### Coding BERT from scratch again from the d2l book

In [None]:
!pip install setuptools==66
!pip install matplotlib_inline
!pip install d2l==1.0.0b
!pip install pytorch-pretrained-bert

In [None]:
import torch
from torch import nn
from d2l import torch as d2l

In [None]:
class BERTEncoder(nn.Module):
  def __init__(self, vocab_size, num_hiddens, ffn_num_hiddens, num_heads, num_blocks = 2, dropout = 0.2, max_len = 1000):
    super().__init__()
    self.embedding = nn.Embedding(vocab_size, num_hiddens)
    self.seg_embedding = nn.Embedding(2, num_hiddens)
    self.pos_embedding = nn.Parameter(torch.rand(1, max_len, num_hiddens))
    self.blocks = nn.Sequential()
    for i in range(num_blocks):
      self.blocks.add_module(f'{i}',
          d2l.TransformerEncoderBlock(
              num_hiddens, ffn_num_hiddens, num_heads, dropout, True))
  
  #tokens shape (batch, max_len)
  def forward(self, tokens, segments, valid_lens):
    X = self.embedding(tokens) + self.seg_embedding(segments)
    #only take up to tokens length
    X = X + self.pos_embedding[:, :X.shape[1], :]
    for block in self.blocks:
      X = block(X, valid_lens)
    
    return X

class MaskLM(nn.Module):
  def __init__(self, vocab_size, num_hiddens, **kwargs):
    super(MaskLM, self).__init__(**kwargs)
    self.mlp = nn.Sequential(
        nn.LazyLinear(num_hiddens),
        nn.ReLU(),
        nn.LayerNorm(num_hiddens),
        nn.LazyLinear(vocab_size),
    )
    
  def forward(self, X, pred_positions):
    #X shape (batch, max_len, # hiddens)
    #pred positions shape (# batch, # preds)
    num_preds = pred_positions.shape[1]
    batch_size = X.shape[0]
    pred_positions = pred_positions.reshape(-1)
    batch_idx = torch.arange(0, batch_size)
    batch_idx = torch.repeat_interleave(batch_idx, num_preds)
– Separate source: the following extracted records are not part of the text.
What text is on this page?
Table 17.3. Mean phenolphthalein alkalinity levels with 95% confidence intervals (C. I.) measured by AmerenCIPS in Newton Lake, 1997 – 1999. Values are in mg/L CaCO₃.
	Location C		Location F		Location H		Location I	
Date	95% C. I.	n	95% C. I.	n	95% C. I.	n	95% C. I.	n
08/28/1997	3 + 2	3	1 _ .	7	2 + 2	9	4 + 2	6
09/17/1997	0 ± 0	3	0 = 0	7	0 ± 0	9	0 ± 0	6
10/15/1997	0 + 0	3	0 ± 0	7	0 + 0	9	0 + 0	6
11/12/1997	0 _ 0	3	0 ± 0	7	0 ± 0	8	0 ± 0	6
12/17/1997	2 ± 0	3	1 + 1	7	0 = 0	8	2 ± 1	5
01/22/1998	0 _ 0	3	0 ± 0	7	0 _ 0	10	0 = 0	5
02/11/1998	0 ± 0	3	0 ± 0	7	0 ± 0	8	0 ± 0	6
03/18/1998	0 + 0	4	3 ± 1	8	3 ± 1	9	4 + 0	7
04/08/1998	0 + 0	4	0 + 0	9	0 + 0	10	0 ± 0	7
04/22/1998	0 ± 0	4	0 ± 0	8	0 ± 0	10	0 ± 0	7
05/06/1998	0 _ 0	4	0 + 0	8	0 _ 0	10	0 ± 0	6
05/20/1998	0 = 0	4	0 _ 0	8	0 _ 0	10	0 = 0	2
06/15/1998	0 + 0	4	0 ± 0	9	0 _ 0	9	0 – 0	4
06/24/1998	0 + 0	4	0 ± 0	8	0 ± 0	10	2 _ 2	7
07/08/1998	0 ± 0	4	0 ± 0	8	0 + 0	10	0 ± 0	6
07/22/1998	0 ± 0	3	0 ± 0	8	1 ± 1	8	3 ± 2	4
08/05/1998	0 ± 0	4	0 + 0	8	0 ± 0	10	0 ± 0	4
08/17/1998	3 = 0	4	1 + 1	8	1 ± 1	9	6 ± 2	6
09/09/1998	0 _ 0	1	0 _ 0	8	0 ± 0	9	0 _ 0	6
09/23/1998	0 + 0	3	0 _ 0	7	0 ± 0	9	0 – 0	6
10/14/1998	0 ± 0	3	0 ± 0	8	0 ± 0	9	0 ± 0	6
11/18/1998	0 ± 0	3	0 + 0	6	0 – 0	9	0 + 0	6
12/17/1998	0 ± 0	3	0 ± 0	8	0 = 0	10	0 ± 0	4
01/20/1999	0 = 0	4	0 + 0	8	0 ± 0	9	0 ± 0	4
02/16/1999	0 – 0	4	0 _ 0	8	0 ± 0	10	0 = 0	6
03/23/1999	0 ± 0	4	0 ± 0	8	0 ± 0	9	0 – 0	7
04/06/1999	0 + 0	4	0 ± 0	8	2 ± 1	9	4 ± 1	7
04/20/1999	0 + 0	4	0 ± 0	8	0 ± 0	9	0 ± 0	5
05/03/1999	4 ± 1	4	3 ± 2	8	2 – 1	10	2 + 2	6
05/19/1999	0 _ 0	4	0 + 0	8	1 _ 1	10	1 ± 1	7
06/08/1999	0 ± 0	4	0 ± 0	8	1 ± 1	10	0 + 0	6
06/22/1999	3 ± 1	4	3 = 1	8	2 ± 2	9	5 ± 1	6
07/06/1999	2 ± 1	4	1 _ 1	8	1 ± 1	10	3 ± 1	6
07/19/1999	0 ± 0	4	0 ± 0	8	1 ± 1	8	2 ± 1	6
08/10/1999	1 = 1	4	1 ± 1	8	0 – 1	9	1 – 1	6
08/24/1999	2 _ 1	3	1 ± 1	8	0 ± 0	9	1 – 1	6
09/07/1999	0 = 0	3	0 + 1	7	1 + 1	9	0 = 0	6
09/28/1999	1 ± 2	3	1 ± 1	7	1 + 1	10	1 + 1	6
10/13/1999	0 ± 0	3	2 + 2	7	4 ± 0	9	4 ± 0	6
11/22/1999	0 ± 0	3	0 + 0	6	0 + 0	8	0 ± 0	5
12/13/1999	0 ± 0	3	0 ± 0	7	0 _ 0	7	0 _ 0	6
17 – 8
    print(pred_positions.shape)
    print(batch_idx.shape)

    masked_X = X[batch_idx,pred_positions]
    #reshape it
    masked_X = masked_X.reshape((batch_size, num_preds, -1))
    mlm_y_hat = self.mlp(masked_X)
    return mlm_y_hat
class NextSentencePred(nn.Module):

  def __init__(self, **kwargs):
    super(NextSentencePred, self).__init__(**kwargs)
    self.output = nn.LazyLinear(2)

  def forward(self, X):
    # X shape (# batch, num_hiddens)
    return self.output(X) 

class BERTModel(nn.Module):
  def __init__(self, vocab_size, num_hiddens, ffn_num_hiddens, num_heads, num_blocks = 2, dropout = 0.2, max_len = 100, **kwargs):
    super(BERTModel, self).__init__(**kwargs)
    self.encoder = BERTEncoder(vocab_size, num_hiddens, ffn_num_hiddens, num_heads, num_blocks, dropout, max_len)
    self.hidden = nn.Sequential(
        nn.LazyLinear(num_hiddens),
        nn.Tanh())
    self.mlm = MaskLM(vocab_size, num_hiddens)
    self.nsp = NextSentencePred()
  
  def forward(self, tokens, segments, pred_positions):
    encoded_X = self.encoder(tokens, segments, None)
    if pred_positions == None:
      mlm_Y_pred = None
    else:
      mlm_Y_pred = self.mlm(encoded_X, pred_positions)
    nsp_Y_pred = self.nsp(self.hidden(encoded_X[:,0,:]))

    return encoded_X, mlm_Y_pred, nsp_Y_pred

In [None]:
vocab_size, num_hiddens, ffn_num_hiddens, num_heads, num_blocks, dropout = 1000, 768, 1024, 4, 2, 0.2
model = BERTModel(vocab_size, num_hiddens, ffn_num_hiddens, num_heads, num_blocks, dropout)

batch_size = 2 
token_len = 10
tokens = torch.randint(0, vocab_size, (batch_size, token_len))
print(tokens.shape)
segments = torch.tensor(([0,0,0,0,0,0,1,1,1,1], [0,0,0,0,0,1,1,1,1,1]))
print(segments.shape)
pred_positions = torch.tensor([[1,3,4,5], [3,6,7,1]])
print(pred_positions.shape)

encoded_X, mlm_Y_pred, nsp_Y_pred = model(tokens, segments, pred_positions)

print('encoded_X shape', encoded_X.shape)
print('mlm_Y_pred shape', mlm_Y_pred.shape)
print('nsp_Y_pred shape', nsp_Y_pred.shape)


torch.Size([2, 10])
torch.Size([2, 10])
torch.Size([2, 4])
torch.Size([8])
torch.Size([8])
encoded_X shape torch.Size([2, 10, 768])
mlm_Y_pred shape torch.Size([2, 4, 1000])
nsp_Y_pred shape torch.Size([2, 2])